京都の仁和寺、御室御所の守覚法親王は、琵琶の名手である平経政を少年の頃から寵愛されていました。ところが、このたびの一ノ谷での源平の合戦で経政が討たれてしまったので、生前彼にお預けになったことのある「青山(せいざん)」という銘のある琵琶の名器を仏前に供え、管弦講(音楽法要)を催して回向するように、行慶僧都に仰せつけになります。行慶は、管弦を奏する人々を集めて法事を行います。
するとその夜更け、経政の亡霊が幻のように現れ、御弔いの有難さにここまで参ったのであると、僧都に声をかけます。そして、手向けられた琵琶を懐かしんで弾き、夜遊の舞を舞って興じます。しかもそれもつかの間、やがて修羅道での苦しみにおそわれ、憤怒の思いに戦う自分の姿を恥じ、灯火を吹き消して闇の中へと消え失せます。(「宝生の能」平成13年11月号より)
曲中のクセ前後に出てくる名文句に心をうたれ、その出典を調べ現代語訳を試みてみました。
白楽天 琵琶行
大絃噌々如急雨 大絃はそうそうとして 急雨の如く
小絃切々如私語 小絃は切々として 私語の如し
[現代語訳]
大絃は激しく鳴って夕立のように、小絃はしめやかで、ささめきのようである。
(山田勝美著「中国名詩鑑賞事典」より)
*琵琶行については、「猩々」の項の解説参照。
白楽天 管絃
第一第二絃索々 第一第二の絃は 索々たり
秋風払松疎韻落 秋の風松を払って 疎韻落つ
第三第四絃冷々 第三第四の絃は 冷々たり
夜鶴憶子篭中鳴 夜の鶴子を憶うて 篭の中に鳴く
第五絃声最掩抑 第五の絃の声は 最も掩抑せり
隴水凍咽流不得 隴水凍り咽んで 流るることを得ず
(この部分は「蝉丸」にも引用されています)
[現代語訳]
五絃琴の第一・第二の絃は低く太い音で、秋風が松の枝に吹く時のようにざわざとしたひびきです。

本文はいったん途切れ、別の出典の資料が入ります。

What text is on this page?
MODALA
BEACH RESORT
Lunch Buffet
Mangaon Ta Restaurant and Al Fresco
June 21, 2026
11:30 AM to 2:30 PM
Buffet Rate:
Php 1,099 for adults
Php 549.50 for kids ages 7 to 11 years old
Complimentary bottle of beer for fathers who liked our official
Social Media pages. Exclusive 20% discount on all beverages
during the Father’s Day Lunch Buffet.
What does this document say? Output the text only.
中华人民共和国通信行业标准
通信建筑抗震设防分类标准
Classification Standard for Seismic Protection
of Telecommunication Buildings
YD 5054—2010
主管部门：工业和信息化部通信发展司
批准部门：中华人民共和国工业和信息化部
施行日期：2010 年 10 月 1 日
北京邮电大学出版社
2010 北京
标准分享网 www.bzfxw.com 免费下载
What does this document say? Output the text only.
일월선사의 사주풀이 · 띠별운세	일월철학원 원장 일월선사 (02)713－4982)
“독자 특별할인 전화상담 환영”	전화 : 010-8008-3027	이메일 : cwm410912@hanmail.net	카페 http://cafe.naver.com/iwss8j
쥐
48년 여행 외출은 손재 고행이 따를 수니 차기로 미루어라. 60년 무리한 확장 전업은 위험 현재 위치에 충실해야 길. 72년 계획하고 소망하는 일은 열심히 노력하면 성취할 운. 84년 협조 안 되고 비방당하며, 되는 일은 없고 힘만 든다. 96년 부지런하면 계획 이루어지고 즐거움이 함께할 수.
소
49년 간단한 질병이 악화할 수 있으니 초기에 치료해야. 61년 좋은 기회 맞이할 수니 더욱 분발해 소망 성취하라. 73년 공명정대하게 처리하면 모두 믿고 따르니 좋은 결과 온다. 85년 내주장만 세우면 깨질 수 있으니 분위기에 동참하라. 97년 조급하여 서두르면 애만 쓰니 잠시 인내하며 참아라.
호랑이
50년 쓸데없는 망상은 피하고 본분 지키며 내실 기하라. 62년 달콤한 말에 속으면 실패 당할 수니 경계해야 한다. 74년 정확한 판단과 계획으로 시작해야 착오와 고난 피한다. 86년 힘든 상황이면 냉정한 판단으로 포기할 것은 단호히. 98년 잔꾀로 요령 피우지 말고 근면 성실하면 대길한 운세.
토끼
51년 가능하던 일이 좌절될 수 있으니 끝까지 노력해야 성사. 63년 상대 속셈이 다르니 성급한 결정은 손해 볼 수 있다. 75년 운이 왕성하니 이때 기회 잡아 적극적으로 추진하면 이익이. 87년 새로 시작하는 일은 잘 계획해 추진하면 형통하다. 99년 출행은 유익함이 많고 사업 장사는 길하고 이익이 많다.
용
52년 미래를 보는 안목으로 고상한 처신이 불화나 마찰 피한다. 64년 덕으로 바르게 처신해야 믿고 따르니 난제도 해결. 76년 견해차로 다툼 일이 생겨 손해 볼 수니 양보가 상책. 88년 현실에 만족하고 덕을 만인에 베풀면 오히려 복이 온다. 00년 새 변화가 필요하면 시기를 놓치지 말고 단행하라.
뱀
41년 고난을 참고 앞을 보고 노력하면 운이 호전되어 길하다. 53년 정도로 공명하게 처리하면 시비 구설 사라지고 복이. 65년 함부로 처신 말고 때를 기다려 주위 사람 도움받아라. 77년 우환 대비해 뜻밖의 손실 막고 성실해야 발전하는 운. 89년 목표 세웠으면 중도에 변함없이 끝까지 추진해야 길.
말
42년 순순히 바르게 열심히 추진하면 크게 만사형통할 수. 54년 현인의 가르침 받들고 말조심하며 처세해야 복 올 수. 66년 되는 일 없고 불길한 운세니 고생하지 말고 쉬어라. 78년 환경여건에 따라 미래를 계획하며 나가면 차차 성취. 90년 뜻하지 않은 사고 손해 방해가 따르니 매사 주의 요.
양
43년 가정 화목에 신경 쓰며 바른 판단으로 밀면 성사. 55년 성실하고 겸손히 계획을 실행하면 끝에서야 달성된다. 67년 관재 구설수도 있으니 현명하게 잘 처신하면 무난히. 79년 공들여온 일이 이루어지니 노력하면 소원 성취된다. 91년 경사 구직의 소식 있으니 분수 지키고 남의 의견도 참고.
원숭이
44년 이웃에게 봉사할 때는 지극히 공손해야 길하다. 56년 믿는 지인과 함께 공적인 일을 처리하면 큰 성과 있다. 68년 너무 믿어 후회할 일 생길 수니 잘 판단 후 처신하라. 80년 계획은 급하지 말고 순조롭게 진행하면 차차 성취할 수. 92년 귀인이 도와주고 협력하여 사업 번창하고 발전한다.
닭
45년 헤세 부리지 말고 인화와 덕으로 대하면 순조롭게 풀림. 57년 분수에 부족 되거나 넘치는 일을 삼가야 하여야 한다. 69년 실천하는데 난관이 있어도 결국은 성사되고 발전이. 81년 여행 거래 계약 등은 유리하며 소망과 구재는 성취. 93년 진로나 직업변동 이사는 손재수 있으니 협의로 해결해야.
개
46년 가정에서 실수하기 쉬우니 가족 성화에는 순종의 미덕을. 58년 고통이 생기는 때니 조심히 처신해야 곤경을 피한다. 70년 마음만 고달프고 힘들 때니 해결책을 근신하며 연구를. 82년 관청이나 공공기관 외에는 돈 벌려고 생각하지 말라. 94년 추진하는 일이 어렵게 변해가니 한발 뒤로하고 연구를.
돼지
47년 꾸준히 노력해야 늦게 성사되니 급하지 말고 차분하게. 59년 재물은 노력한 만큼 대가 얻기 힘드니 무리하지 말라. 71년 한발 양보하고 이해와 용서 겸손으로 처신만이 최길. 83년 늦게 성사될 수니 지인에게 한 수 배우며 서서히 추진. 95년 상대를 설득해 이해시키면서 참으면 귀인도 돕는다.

第三・第四の絃は調子が高くてりんりんとひびき渡り、夜の鶴が子を思って籠の中で鳴くような哀切さがあります。
第五の絃は最もその音がするどく、また押さえつけられたようであり、かの朧頭の水が氷に閉ざされて咽び滞っているのを思わせます。
(川口久雄著「和漢朗詠集全訳注」より)
公乗憶 管絃
一声鳳管秋驚秦嶺之雲 一声の鳳管は 秋秦嶺の雲を驚かす
数拍霓裳暁送候山之月 数拍の霓裳は 暁候山の月を送る
(玄宗皇帝が洛陽の連昌宮という宮殿で、管絃の遊びをした時のさまを詠んだもの)
[現代語訳]
鳳鳴の笙の澄んだ響きは、はるか秦嶺に並び連なる秋の雲に伝わってゆきます。
霓裳羽衣の舞の伴奏のリズムは、かの候氏山頭の有明けの月が沈むのを送るように鳴りひびいています。
(川口久雄著「和漢朗詠集全訳注」より)
本曲の舞台は京都、仁和寺である。宇多天皇が建立し、上皇となってここに住まれたので「御室御所」と言われ、法親王が住持になるのを例とした。
経政は幼少の時から御室に仕え、守覚法親王に寵愛されていたが、一の谷の合戦に討死したので、経政に預けられていた「青山」という琵琶も名器も供え、管絃講で弔われたという。
私も仁和寺には何回か訪れた。
仁和寺 (唱59.6)
最初に訪ねたのは、昭和58年7月、大阪出張の帰途である。時間を割いて京都に途中下車、嵐山、嵯峨野、保津峡、そしてこの仁和寺等を訪ねた。謡蹟に興味を覚えはじめた頃である。
その次は翌59年6月、仁和寺内、御室会館で開催された戦友会(旅順予備学生関係)に参加した時である。慰霊祭は仁和寺隣りの蓮華寺で行われた。管絃講ならぬラッパの音にあわせて軍艦旗を掲揚、「海ゆかば」を歌って戦友の霊を慰めた。懇親会は御室会館内の広間、杯を交わして往時を語りあった。経政の管絃講のあとでもこの辺りで一杯やったのではなかろうか。
仁和寺御室会館で開催された戦友会 (唱59.6)
ラッパの音、軍艦旗掲揚の慰霊祭 仁和寺隣蓮華寺 (平6.9)
神戸市兵庫区に、清盛塚に隣合って「琵琶塚」がある。「青山」の琵琶を埋めたと伝え、また経政の墓ともいう。写真中央には清盛の像、その向こうには十三重の清盛塚も見える。